John the Deacon records what happened next:

“But when the prior lay down on his cot as did the others, lo, the blessed Nicholas appeared visibly before him with a fearful demeanor and upbraided him. Dragging him by the hair, he shoved him to the floor of the dormitory. Beginning with the anthem O pastor aeterne, and with each modulation inflicting blows on the back of the sufferer with switches which he held in his hand, he taught the wayward prior to sing the whole from beginning to end.”

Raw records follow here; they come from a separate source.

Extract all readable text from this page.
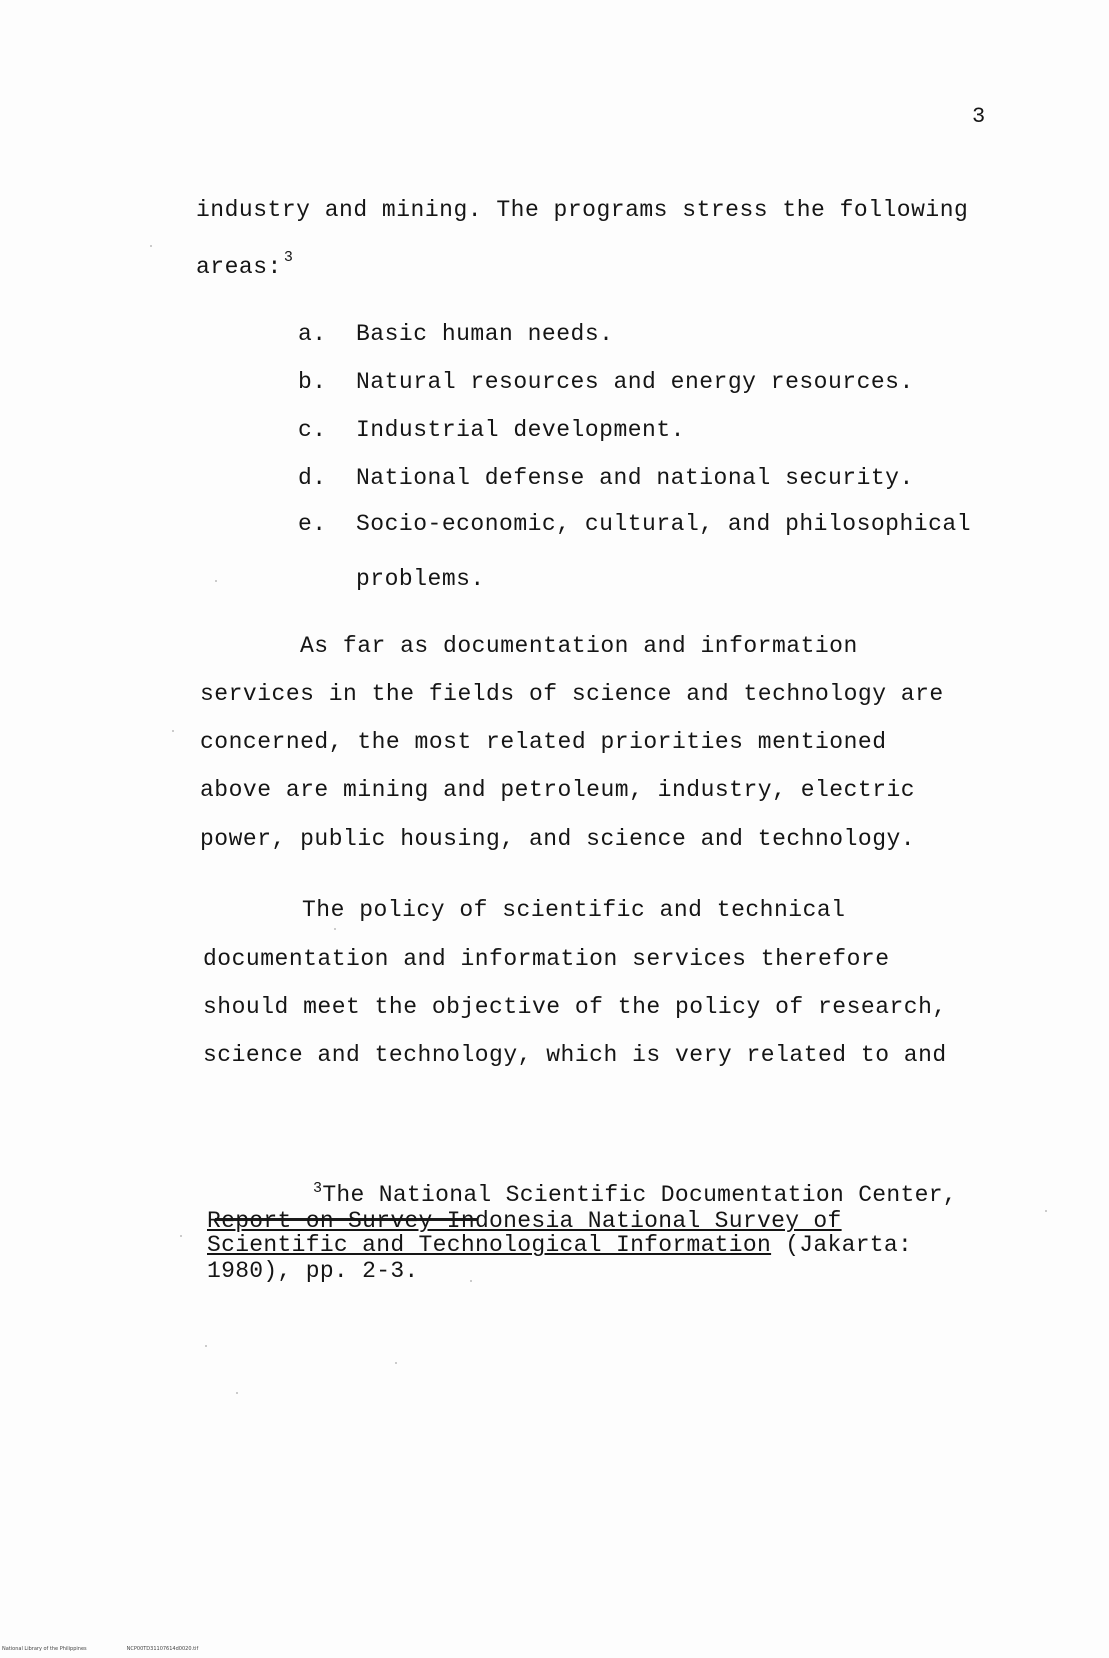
3
industry and mining. The programs stress the following
areas: $^3$
a. Basic human needs.
b. Natural resources and energy resources.
c. Industrial development.
d. National defense and national security.
e. Socio-economic, cultural, and philosophical
problems.
As far as documentation and information
services in the fields of science and technology are
concerned, the most related priorities mentioned
above are mining and petroleum, industry, electric
power, public housing, and science and technology.
The policy of scientific and technical
documentation and information services therefore
should meet the objective of the policy of research,
science and technology, which is very related to and
$^3$The National Scientific Documentation Center,
Report on Survey Indonesia National Survey of
Scientific and Technological Information (Jakarta:
1980), pp. 2-3.
National Library of the Philippines	NCP00TD31107614d0020.tif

You have to love about this story. Nicholas shows us his untamed, unpredictable side. We like to pigeon-hole him as a kindly old gift-giver, but he could kick some tail when needed.

St. Nick w/ a Sword!

Last time Tripp and I talked on the podcast, we amused ourselves thinking about the legendary story of Nicholas punching the arch-heretic Arius square in the mouth. That is not the only story in which Nicholas used force. In this story as well, Nicholas is pictured dragging the head of a Cluniac monastery out of bed and forcibly teaching him the new song, keeping time by rapping his head with a stick. That is certainly a different picture of Nicholas.
A direct line can be drawn from the rod Saint Nicholas uses in this story to the whip Santa Claus cracks over his reindeer. Every part of Santa Claus’s outfit and appearance and personality can be traced to earlier traditions and stories. If Santa might use a bull-whip to snap reindeer into action, Nicholas might very well threaten a birch rod on the occasional miscreant. It is a good thing to be on Santa’s “Nice” list but nobody wants to be on St. Nick’s “Naughty”!